Tourer with All the Trimmings
I had occasion to carry a passenger over two days, and she described the pillion accommodations as lovely. She was entirely comfortable for long stints and felt secure, thanks to the padded leather backrest and its arm buds, but did note she would want to add the optional armrest pads for extra comfort. We both wished the stereo system sounded clearer above cruise-night speeds. The only way to really enjoy great music would be to use a Bluetooth helmet. The bike’s Ride Command infotainment system is Bluetooth capable and syncs with your smartphone in seconds.
The infotainment system’s large screen is easy to navigate, even with gloved fingers. It displays a wealth of information about the bike’s status, including real-time tire pressures, which I found extremely helpful as I limped into British Columbia with a leaky rear tire. It turned out to be a tiny bur on the rim, which Indian Motorcycles of Langley, B.C., quickly sorted out so that I was back on the road in a jiff. Such great service and super-friendly people at that Polaris dealership.
The Roadmaster’s navigation program is useful for general directions, but not nearly as smart as my smartphone, so I often ended up getting voice-only directions from my phone, which was connected to the bike so I could listen to the directions over the speaker system. For 2018, the bike receives an updated GPS program, which will hopefully abolish the misguides and lack of data regarding specific destinations.

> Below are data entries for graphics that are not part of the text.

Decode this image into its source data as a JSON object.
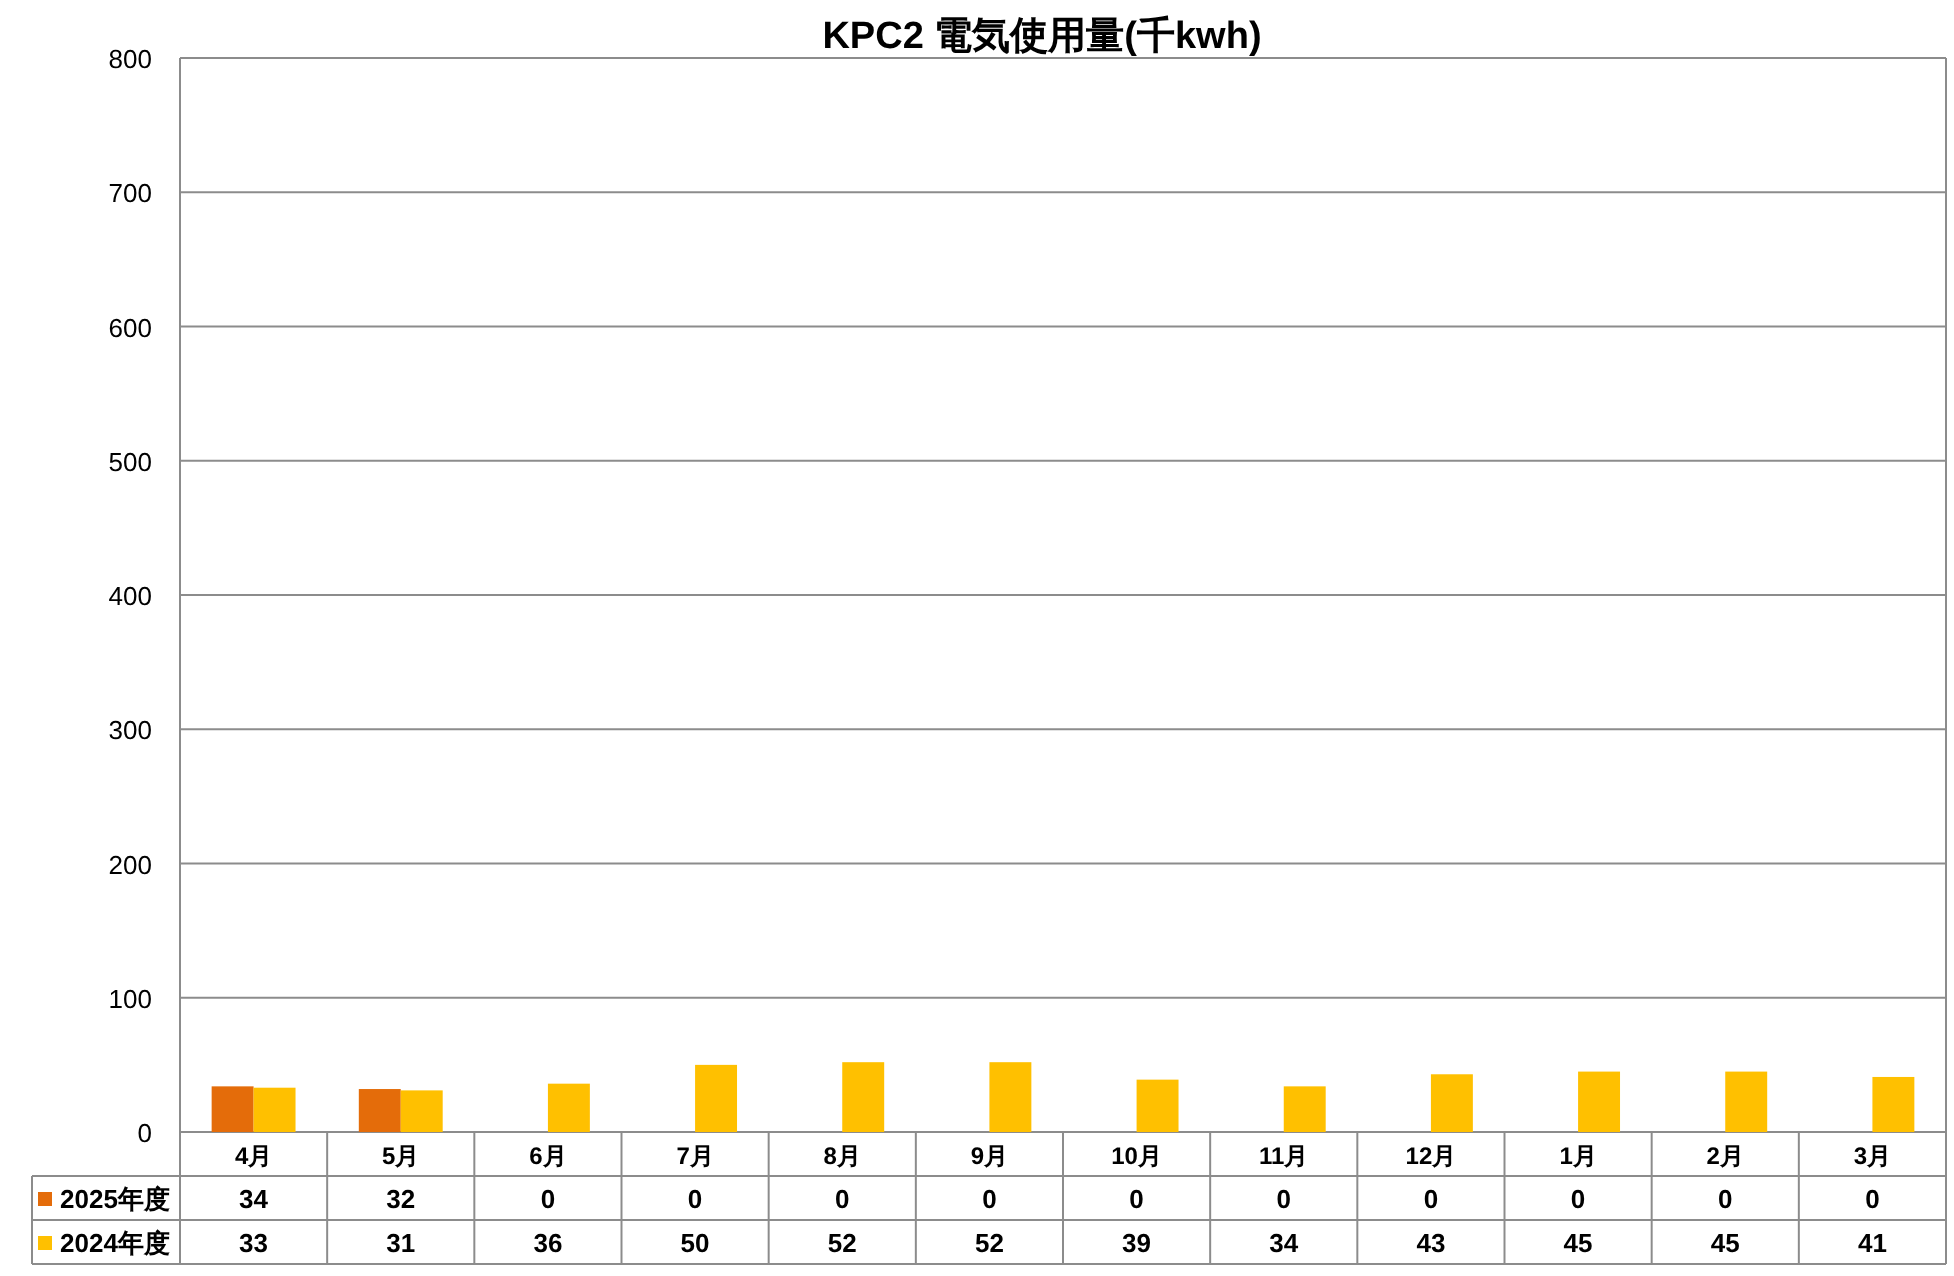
{
  "chart_data": {
    "type": "bar",
    "title": "KPC2 電気使用量(千kwh)",
    "categories": [
      "4月",
      "5月",
      "6月",
      "7月",
      "8月",
      "9月",
      "10月",
      "11月",
      "12月",
      "1月",
      "2月",
      "3月"
    ],
    "series": [
      {
        "name": "2025年度",
        "color": "#e46c0a",
        "values": [
          34,
          32,
          0,
          0,
          0,
          0,
          0,
          0,
          0,
          0,
          0,
          0
        ]
      },
      {
        "name": "2024年度",
        "color": "#ffc000",
        "values": [
          33,
          31,
          36,
          50,
          52,
          52,
          39,
          34,
          43,
          45,
          45,
          41
        ]
      }
    ],
    "ylim": [
      0,
      800
    ],
    "yticks": [
      0,
      100,
      200,
      300,
      400,
      500,
      600,
      700,
      800
    ],
    "grid": "y",
    "legend": "bottom",
    "data_labels": true
  }
}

People along the way were constantly asking about the huge infotainment screen. “Is that a computer?” they’d ask in awe. It really is a large screen and seems a little out of place paired with the bike’s super-nostalgic mechanical gauges and general retro vibe, but all the modern niceties pay off when you’re travelling, especially the push-button height-adjustable windscreen. The keyless fob is another bonus, which lets you lock the roomy trunk and saddlebags remotely. I haven’t had much call for the heated seats and grips, but they appear to work perfectly well.
Of course, all this luxury, glamour and convenience adds up at the cash register. A Roadmaster in basic Thunder Black starts at $35,299, with two-tone colours adding an instant $1,400. Filling up will likewise be costly, as the bike asks for 91-octane fuel and delivers an average 7.8 L/100 km. But then, the target buyer is no cheapskate. Indian’s tag line for this model is “Dues Paid, Reward Earned,” positioning the bike as a pat-on-the-back for those perched comfortably atop their ladders.
Belle of the Ball
By the time I finish telling the tale to the smitten woman and her husband in line at the grocery store in Missoula, they are even more interested in the Roadmaster, and so follow me out to the parking lot to join the bike’s latest assembly of admirers. If I had a dime for every compliment I’ve received, I’d be rolling in Gatorade and Snickers for the rest of the tour. The only bike that might draw even more attention is Indian’s Classic version of the Roadmaster, with its yards of premium leather tidily stitched to swaddle the trunk and saddlebags ($32,499); or the Elite version, with its urban-swank finishes that include 23-karat gold leaf badging ($44,499).
Hastily, I snick open the trunk and pop my hard-won snacks and water inside. Nourishment will have to wait. Amid the oohs and aahs, I dawn my helmet and gloves in preparation for escape. Because the only thing more fun than basking in this Indian’s limelight is throttling it across the continent in search of the next stage.